Tempo fa, rientrando da Trieste, mi sono trovato a riflettere sui compromessi che ogni essere umano accetta nel modellare la propria esistenza.
Vivere in una grande città, per esempio, offre possibilità che altrove sarebbero impensabili: cultura, servizi, incontri, lavoro. Ma ogni conquista urbana ha un prezzo, spesso pagato in tempo, quiete e profondità di relazione. Chi proviene da realtà più piccole lo percepisce con maggiore chiarezza, domandandosi cosa abbia davvero guadagnato e cosa invece lasciato indietro. Allo stesso modo, anche la vita in un contesto più tranquillo comporta delle rinunce e richiede capacità di adattamento. La differenza sta nel metro con cui scegliamo di misurare la qualità della vita: se per noi contano di più certe opportunità, la città prevale; se contano l’equilibrio e il respiro dei ritmi naturali, allora è altrove che si ritrova una diversa forma di ricchezza e appagamento.
Il punto centrale della mia riflessione è la possibilità d’individuare un criterio oggettivo. Le preferenze individuali contano, certo, ma l’essere umano non è un foglio bianco, è comunque il risultato di una storia evolutiva lunga centomila anni. Le sue strutture cerebrali e corporee sono ancora quelle dell’Homo sapiens originario, modellate da un ambiente naturale fatto di foreste, cieli aperti, relazioni tribali, cammino lento, osservazione silenziosa. Il contesto urbano moderno, per quanto funzionale ed efficiente, è una costruzione recente, se paragonata alla storia evolutiva dell’uomo, incompatibile con molte delle nostre necessità etologiche fondamentali: il bisogno di luce naturale, di movimento, di silenzio, di comunità non anonime, di contatto diretto con la terra.

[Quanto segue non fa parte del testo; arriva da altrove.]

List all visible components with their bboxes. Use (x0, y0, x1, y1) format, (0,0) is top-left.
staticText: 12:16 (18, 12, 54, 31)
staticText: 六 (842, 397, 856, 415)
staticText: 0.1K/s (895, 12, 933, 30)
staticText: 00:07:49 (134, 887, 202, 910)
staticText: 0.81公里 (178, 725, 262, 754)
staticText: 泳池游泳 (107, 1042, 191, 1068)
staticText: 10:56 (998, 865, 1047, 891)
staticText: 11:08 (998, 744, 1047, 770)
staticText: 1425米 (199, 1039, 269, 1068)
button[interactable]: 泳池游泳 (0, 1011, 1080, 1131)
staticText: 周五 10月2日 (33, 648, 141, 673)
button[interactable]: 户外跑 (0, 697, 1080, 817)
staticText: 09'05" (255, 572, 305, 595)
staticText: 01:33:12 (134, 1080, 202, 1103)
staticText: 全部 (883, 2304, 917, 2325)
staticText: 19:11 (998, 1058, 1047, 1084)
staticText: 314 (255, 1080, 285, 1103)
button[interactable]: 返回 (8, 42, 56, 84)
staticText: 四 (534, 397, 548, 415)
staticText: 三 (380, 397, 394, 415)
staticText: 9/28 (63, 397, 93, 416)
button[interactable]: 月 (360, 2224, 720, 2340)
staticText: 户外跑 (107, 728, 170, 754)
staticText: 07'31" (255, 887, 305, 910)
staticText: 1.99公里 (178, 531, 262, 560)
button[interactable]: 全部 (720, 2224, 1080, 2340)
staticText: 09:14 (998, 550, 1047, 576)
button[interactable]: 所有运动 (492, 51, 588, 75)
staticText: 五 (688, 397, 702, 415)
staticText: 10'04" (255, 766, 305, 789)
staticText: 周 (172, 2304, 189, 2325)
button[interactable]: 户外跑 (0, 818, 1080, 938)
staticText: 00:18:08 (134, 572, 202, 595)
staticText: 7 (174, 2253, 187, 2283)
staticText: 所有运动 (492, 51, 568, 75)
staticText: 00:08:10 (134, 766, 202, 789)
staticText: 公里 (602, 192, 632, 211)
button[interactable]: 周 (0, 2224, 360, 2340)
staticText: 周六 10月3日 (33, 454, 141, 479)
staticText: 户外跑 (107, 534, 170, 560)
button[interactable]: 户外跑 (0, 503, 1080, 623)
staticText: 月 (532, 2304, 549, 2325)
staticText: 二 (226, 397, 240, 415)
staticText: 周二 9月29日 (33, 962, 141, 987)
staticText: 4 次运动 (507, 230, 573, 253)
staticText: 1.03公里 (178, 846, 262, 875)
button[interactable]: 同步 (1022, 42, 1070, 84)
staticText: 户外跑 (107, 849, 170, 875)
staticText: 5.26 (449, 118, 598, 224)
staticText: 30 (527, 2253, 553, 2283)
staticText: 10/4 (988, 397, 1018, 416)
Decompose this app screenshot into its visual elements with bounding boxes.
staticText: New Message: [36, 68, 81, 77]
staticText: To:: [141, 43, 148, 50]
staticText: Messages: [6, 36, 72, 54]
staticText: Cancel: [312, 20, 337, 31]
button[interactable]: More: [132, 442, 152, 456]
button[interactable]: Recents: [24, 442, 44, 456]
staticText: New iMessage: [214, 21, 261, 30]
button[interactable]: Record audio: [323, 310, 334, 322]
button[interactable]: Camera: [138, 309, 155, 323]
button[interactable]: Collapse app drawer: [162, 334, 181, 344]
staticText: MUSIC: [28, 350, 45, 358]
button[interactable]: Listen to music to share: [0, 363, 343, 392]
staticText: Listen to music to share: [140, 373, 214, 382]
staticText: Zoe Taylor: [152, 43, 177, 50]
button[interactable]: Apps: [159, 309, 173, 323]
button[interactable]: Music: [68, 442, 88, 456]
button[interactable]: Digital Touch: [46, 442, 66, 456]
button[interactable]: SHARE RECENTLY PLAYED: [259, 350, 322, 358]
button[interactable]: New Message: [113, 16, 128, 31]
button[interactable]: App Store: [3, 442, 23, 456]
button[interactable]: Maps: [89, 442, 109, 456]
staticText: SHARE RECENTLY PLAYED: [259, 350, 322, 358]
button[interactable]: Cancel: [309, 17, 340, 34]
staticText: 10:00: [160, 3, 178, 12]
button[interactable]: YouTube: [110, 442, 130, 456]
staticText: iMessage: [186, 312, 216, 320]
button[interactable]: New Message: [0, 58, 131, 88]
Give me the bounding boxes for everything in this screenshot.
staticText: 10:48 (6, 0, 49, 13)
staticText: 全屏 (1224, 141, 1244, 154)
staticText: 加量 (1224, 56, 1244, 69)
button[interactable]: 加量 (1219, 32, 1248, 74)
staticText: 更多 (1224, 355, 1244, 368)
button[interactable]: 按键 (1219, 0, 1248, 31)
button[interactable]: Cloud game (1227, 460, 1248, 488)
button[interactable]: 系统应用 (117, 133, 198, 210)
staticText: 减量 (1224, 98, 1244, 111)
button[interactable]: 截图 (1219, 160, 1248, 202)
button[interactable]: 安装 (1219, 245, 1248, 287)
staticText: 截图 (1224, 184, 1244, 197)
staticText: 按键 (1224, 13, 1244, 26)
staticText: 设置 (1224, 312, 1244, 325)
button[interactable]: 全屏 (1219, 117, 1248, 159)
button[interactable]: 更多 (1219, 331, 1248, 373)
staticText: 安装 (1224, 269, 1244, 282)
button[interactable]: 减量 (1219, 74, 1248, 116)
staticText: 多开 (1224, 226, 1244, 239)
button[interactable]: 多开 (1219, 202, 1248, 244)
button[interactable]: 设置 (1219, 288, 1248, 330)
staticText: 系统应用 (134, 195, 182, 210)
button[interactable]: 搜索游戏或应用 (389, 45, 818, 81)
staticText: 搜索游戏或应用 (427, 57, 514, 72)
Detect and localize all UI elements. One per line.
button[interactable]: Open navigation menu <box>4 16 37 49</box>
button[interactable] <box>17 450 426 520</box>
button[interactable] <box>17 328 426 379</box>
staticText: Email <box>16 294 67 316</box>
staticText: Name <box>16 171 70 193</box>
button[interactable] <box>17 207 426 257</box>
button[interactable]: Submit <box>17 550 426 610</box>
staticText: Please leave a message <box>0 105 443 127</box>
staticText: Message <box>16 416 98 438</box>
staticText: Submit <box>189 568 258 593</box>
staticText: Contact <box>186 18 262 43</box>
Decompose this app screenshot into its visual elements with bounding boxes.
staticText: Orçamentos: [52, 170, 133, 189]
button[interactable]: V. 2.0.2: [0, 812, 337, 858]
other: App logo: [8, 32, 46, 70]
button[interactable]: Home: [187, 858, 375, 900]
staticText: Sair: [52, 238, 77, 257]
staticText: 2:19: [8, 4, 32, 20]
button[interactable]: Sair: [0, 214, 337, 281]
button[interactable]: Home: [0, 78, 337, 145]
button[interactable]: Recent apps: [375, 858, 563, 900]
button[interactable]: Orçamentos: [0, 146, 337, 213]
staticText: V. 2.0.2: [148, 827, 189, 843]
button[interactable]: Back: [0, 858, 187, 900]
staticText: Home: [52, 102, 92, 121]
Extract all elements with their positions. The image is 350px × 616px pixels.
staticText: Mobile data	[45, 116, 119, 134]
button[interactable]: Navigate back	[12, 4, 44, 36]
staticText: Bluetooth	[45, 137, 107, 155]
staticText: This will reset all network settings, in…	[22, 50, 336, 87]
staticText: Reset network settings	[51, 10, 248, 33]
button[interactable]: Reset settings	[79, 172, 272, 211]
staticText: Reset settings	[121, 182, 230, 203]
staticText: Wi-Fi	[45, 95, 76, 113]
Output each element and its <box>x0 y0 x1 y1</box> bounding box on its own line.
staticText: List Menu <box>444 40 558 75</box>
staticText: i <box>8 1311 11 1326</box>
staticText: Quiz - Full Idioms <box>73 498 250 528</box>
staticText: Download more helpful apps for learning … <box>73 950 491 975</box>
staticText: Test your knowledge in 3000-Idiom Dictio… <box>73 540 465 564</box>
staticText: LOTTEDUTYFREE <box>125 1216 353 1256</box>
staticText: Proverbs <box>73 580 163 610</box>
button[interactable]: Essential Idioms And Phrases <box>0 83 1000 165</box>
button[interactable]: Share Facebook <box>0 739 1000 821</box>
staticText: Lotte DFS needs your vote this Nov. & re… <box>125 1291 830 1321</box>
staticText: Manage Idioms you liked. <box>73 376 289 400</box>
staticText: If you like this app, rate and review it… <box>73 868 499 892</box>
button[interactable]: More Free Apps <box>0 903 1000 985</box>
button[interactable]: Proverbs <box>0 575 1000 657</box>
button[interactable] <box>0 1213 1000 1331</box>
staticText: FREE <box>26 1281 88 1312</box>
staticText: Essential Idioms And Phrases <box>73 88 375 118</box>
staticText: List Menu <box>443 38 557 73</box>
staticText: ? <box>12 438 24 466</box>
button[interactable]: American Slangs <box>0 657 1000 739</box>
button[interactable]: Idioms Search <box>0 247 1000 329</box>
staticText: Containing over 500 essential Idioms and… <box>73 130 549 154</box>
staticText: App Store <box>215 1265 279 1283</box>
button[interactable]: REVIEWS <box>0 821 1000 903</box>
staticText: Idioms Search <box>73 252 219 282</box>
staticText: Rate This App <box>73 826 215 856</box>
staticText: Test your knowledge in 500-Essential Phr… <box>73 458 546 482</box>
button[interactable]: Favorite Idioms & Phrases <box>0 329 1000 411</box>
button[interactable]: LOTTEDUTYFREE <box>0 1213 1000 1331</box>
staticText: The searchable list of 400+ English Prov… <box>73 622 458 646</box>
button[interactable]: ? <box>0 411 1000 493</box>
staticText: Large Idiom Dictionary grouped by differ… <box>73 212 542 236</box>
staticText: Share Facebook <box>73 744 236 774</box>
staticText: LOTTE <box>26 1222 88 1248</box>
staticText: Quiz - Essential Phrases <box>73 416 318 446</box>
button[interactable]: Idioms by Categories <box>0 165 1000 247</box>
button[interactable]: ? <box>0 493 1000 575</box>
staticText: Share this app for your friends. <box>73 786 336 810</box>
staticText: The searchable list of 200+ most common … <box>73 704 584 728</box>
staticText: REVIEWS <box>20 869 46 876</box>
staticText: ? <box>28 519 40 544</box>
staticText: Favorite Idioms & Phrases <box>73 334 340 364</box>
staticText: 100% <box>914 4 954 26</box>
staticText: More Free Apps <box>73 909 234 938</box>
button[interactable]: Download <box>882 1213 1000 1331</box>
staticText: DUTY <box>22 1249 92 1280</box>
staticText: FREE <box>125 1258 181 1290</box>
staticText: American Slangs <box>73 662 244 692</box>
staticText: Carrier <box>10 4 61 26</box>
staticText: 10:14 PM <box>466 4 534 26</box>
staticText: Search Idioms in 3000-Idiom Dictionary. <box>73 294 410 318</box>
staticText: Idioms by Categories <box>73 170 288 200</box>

La città, in questo senso, è una forma di adattamento. Una necessità storica, certo, ma anche una compressione della nostra dimensione biologica. Essa, infatti, non è un habitat naturale per l’uomo, ma una costruzione simbolica che risponde a logiche produttive e relazionali complesse, spesso in conflitto con i nostri bisogni primari.
Eppure, non possiamo tornare indietro. Vivere in una capanna nei boschi non è una soluzione praticabile per la stragrande maggioranza di noi, me compreso. La modernità ci impone una rete di interazioni, obblighi, doveri che presuppongono la prossimità ai luoghi dove accadono le cose. I nodi dell’economia, in primis, poi tutto il resto. È un paradosso ineludibile. Più ci allontaniamo dalla nostra natura, più sembriamo efficienti. Ma a quale prezzo, mi chiedo.
Alla fine, credo che ripensare il nostro stile di vita non significhi necessariamente abbandonare le città, ma riconoscerne il limite. Imparare a disinnescare, per quanto possibile, le dinamiche che ci allontanano da noi stessi. Coltivare spazi di autenticità, anche dentro il cemento. Riportare nella nostra quotidianità elementi di contatto con ciò che siamo sempre stati: camminare, toccare la terra, guardare un orizzonte, condividere il tempo senza finalità produttive.
Per quanto mi riguarda, le passeggiate nella natura con Kyra hanno ridefinito la mia percezione del benessere. Mi hanno restituito un senso di presenza e di connessione coi luoghi. Ed è anche per questo che, pur apprezzando le possibilità offerte da una grande città, so che farei fatica a viverci. Le città, forse, sono un male necessario. Ma il male, anche quando è necessario, va riconosciuto e indagato. Se possibile, compensato con una forma di bellezza più vicina alla nostra natura originaria.